Film, 1992 yılında Amerika Birleşik Devletleri Kongre Kütüphanesi tarafından "kültürel, tarihi ve estetik olarak önemli" filmler arasına seçilerek ABD Ulusal Film Arşivi'nde muhafaza edilmesine karar verildi.
Cankurtaran botunda psikolojik gerilim
23 Ocak Cuma tarihli gösterimde, gerilim roman ve filmlerinin usta ismi Alfred Hitchcock'un John Steinbeck'in eserinden beyazperdeye aktardığı "Yaşamak İstiyoruz" adlı film var.

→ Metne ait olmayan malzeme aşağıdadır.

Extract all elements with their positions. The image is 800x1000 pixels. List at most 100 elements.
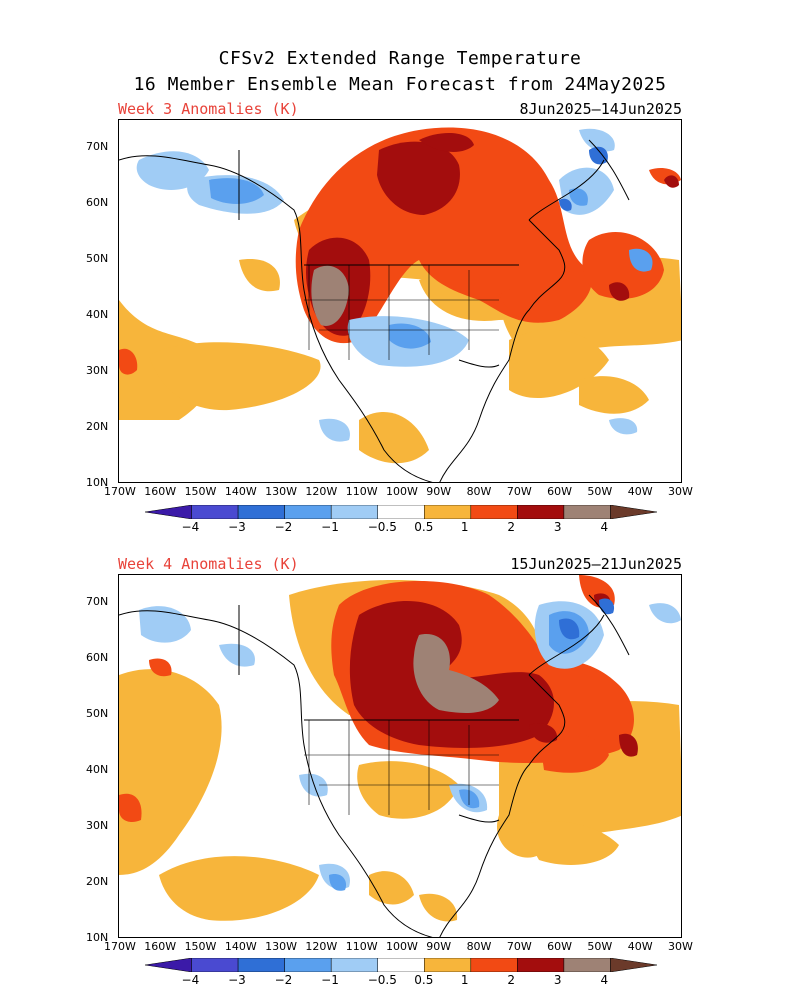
colorbar-segment: [330, 505, 378, 519]
lon-tick-label: 90W: [426, 485, 452, 498]
colorbar-segment: [424, 505, 472, 519]
lon-tick-label: 30W: [668, 940, 693, 953]
colorbar-label: −4: [181, 520, 200, 534]
lon-tick-label: 170W: [104, 940, 136, 953]
week3-coastlines: [119, 139, 630, 482]
week4-dates: 15Jun2025–21Jun2025: [510, 555, 682, 573]
colorbar-label: −3: [228, 973, 246, 987]
lat-tick-label: 40N: [86, 308, 109, 321]
lon-tick-label: 100W: [386, 485, 418, 498]
lat-tick-label: 60N: [86, 196, 109, 209]
colorbar-segment: [330, 958, 378, 972]
colorbar-segment: [610, 958, 657, 972]
colorbar-label: −2: [274, 520, 293, 534]
lat-tick-label: 60N: [86, 651, 109, 664]
colorbar-segment: [470, 505, 518, 519]
colorbar-label: −2: [274, 973, 293, 987]
colorbar-label: 2: [507, 520, 515, 534]
week4-warm-extreme: [413, 634, 499, 713]
lat-tick-label: 50N: [86, 707, 109, 720]
week4-map: [118, 574, 682, 938]
lon-tick-label: 50W: [587, 940, 613, 953]
lon-tick-label: 140W: [224, 940, 257, 953]
lat-tick-label: 10N: [86, 931, 109, 944]
week3-map: [118, 119, 682, 483]
week3-map-svg: [119, 127, 681, 482]
lon-tick-label: 150W: [184, 940, 217, 953]
week4-label: Week 4 Anomalies (K): [118, 555, 299, 573]
lon-tick-label: 150W: [184, 485, 217, 498]
title-line-1: CFSv2 Extended Range Temperature: [218, 48, 582, 69]
lon-tick-label: 80W: [466, 940, 492, 953]
colorbar-segment: [424, 958, 472, 972]
lon-tick-label: 130W: [265, 940, 298, 953]
lon-tick-label: 40W: [627, 940, 653, 953]
lat-tick-label: 20N: [86, 875, 109, 888]
colorbar-label: −0.5: [367, 520, 397, 534]
lat-tick-label: 70N: [86, 595, 109, 608]
lon-tick-label: 110W: [345, 485, 378, 498]
colorbar-segment: [563, 958, 611, 972]
colorbar-segment: [610, 505, 657, 519]
colorbar-segment: [284, 505, 332, 519]
lon-tick-label: 70W: [506, 940, 532, 953]
lat-tick-label: 40N: [86, 763, 109, 776]
week3-warm-mid: [119, 127, 681, 375]
lon-tick-label: 160W: [144, 940, 177, 953]
lat-tick-label: 30N: [86, 364, 109, 377]
week3-dates: 8Jun2025–14Jun2025: [519, 100, 682, 118]
colorbar-segment: [237, 958, 285, 972]
lat-tick-label: 70N: [86, 140, 109, 153]
week4-state-borders: [304, 720, 499, 815]
lon-tick-label: 170W: [104, 485, 136, 498]
colorbar-segment: [517, 505, 565, 519]
lon-tick-label: 130W: [265, 485, 298, 498]
lat-tick-label: 10N: [86, 476, 109, 489]
lon-tick-label: 90W: [426, 940, 452, 953]
colorbar-segment: [145, 958, 192, 972]
colorbar-label: 3: [553, 520, 562, 534]
colorbar-label: 1: [460, 973, 469, 987]
lon-tick-label: 110W: [345, 940, 378, 953]
colorbar-label: 0.5: [414, 520, 434, 534]
week3-cool-high: [559, 146, 608, 211]
lon-tick-label: 50W: [587, 485, 613, 498]
week4-coastlines: [119, 594, 630, 937]
lon-tick-label: 120W: [305, 485, 338, 498]
week3-label: Week 3 Anomalies (K): [118, 100, 299, 118]
colorbar-label: 4: [600, 520, 609, 534]
lon-tick-label: 40W: [627, 485, 653, 498]
lat-tick-label: 50N: [86, 252, 109, 265]
colorbar-segment: [517, 958, 565, 972]
colorbar-segment: [237, 505, 285, 519]
colorbar-label: 4: [600, 973, 609, 987]
colorbar-label: 0.5: [414, 973, 434, 987]
week4-map-svg: [119, 575, 681, 937]
colorbar-segment: [377, 958, 425, 972]
lon-tick-label: 160W: [144, 485, 177, 498]
colorbar-label: 2: [507, 973, 515, 987]
colorbar-segment: [191, 958, 239, 972]
lat-tick-label: 20N: [86, 420, 109, 433]
colorbar-label: −4: [181, 973, 200, 987]
lat-tick-label: 30N: [86, 819, 109, 832]
lon-tick-label: 70W: [506, 485, 532, 498]
lon-tick-label: 60W: [547, 485, 573, 498]
colorbar-segment: [563, 505, 611, 519]
lon-tick-label: 140W: [224, 485, 257, 498]
lon-tick-label: 120W: [305, 940, 338, 953]
colorbar-segment: [145, 505, 192, 519]
lon-tick-label: 100W: [386, 940, 418, 953]
title-line-2: 16 Member Ensemble Mean Forecast from 24…: [133, 74, 667, 95]
lon-tick-label: 30W: [668, 485, 693, 498]
colorbar-label: 1: [460, 520, 469, 534]
colorbar-segment: [470, 958, 518, 972]
colorbar-segment: [191, 505, 239, 519]
colorbar-label: −1: [321, 520, 339, 534]
week3-colorbar: [145, 505, 657, 519]
week3-state-borders: [304, 265, 499, 360]
week3-warm-extreme: [311, 265, 349, 326]
colorbar-label: 3: [553, 973, 562, 987]
colorbar-segment: [377, 505, 425, 519]
colorbar-label: −3: [228, 520, 246, 534]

Filmin başrolünde Tallulah Bankhead oynuyor. Kuzey Atlantik sularındaki bir cankurtaran botu, bir Nazi torpido saldırısı sonucu batan gemiden kurtulan sekiz kişiyi taşıyor. Amaçsız bir şekilde dolaştıkları bir-iki günden sonra, denizde Walter Slezak adlı bir yolcu daha buluyorlar.

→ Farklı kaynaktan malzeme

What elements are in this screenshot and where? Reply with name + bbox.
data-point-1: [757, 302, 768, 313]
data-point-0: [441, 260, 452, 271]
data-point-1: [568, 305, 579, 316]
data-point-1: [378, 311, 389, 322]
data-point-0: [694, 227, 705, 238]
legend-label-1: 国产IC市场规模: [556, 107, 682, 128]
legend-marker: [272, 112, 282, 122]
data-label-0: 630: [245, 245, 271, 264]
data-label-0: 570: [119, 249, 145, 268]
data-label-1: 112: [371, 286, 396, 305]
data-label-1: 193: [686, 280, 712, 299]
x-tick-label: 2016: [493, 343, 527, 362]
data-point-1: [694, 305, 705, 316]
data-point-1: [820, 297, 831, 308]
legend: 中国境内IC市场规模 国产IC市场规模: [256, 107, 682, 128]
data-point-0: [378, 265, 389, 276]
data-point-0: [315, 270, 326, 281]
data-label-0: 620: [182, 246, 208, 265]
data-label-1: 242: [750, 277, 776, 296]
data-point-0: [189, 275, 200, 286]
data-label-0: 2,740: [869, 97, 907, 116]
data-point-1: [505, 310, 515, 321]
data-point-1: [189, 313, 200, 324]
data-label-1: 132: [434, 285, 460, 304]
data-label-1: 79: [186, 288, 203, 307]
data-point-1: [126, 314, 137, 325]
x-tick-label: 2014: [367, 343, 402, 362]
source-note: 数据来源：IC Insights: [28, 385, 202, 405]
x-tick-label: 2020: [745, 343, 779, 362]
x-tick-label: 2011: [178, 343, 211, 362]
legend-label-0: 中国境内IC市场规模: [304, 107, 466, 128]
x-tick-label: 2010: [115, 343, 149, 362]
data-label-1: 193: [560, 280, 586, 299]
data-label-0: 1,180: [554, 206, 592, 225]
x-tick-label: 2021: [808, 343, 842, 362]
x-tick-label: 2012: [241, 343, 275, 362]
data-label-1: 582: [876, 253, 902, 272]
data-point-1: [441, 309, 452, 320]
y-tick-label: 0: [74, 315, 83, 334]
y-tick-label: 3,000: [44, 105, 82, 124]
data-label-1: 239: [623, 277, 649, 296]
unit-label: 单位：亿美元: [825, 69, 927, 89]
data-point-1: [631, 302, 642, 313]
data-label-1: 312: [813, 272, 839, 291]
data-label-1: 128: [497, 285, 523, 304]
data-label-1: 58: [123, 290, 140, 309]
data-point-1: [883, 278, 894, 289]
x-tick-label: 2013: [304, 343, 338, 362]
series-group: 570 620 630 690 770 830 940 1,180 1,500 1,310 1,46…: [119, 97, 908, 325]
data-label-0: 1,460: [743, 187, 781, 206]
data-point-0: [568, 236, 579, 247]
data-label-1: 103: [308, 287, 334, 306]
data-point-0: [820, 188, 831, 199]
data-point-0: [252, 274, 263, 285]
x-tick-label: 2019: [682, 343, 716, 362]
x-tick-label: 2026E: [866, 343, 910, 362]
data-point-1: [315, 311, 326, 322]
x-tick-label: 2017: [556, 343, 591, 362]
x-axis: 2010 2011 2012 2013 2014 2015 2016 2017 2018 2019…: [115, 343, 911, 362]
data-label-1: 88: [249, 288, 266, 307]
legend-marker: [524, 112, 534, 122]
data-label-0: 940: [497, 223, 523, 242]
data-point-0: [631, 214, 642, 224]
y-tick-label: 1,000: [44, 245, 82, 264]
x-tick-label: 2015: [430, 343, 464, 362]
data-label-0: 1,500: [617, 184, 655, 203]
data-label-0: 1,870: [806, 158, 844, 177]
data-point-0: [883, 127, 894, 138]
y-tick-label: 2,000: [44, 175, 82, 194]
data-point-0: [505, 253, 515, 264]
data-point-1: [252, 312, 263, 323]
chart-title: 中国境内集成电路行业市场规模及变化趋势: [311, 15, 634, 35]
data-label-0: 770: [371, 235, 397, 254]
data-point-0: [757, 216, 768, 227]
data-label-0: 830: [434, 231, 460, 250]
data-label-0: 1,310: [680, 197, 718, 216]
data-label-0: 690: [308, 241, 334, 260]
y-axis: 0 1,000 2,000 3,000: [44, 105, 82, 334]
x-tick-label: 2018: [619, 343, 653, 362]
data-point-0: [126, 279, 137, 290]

İlk başta herkes Slezak'ın İngilizce konuşamadığını zannediyor ama şartlar konuşmasını gerektirdiğinde, birçok dili rahatça konuşabilen, çok zeki biri olduğu ortaya çıkıyor. Zaten bu adam aslında, onları vuran Alman denizaltısının kaptanından başkası değil. Denizcilik bilgisine sahip tek kişi olarak, sandalı bir Alman gemisine doğru yönlendiriyor. Ta ki, diğerleri olan bitenin farkına varıncaya kadar.
Nükleer kaza sonrası
30 Ocak Cuma akşamı ise“İz Sürücü/Stalker” beyaz perdeye yansıyacak. Boris ve Arkady Strugatsky kardeşlerin “Yol Kenarında Piknik” adlı kısa romanının birebir olmayan uyarlamasından Andrei Tarkovsky`nin 1979 tarihli filmi yazar, bilim adamı ve iz sürücünün yolculuğunu ve yaşadıklarını anlatıyor. “Bölge”ye girmek yasaktır, çünkü burası insanın girdiği zaman en içteki dileğini gerçekleştirdiğine inanılan bir odaya sahiptir. Filmin başrol oyuncuları; iz sürücü rolünde Alexander Kaidonovsky, yazar rolünde Anatoly Solonitsyn ve profesör rolünde Nikolai Grinko. Bölge, Tarkovski'nin etkilendiği söylenen 1957`de yaşanan fakat saklanan Mayak nükleer kazasının oluşturduğu binlerce kilometrelik çöle benzeyen yerdir.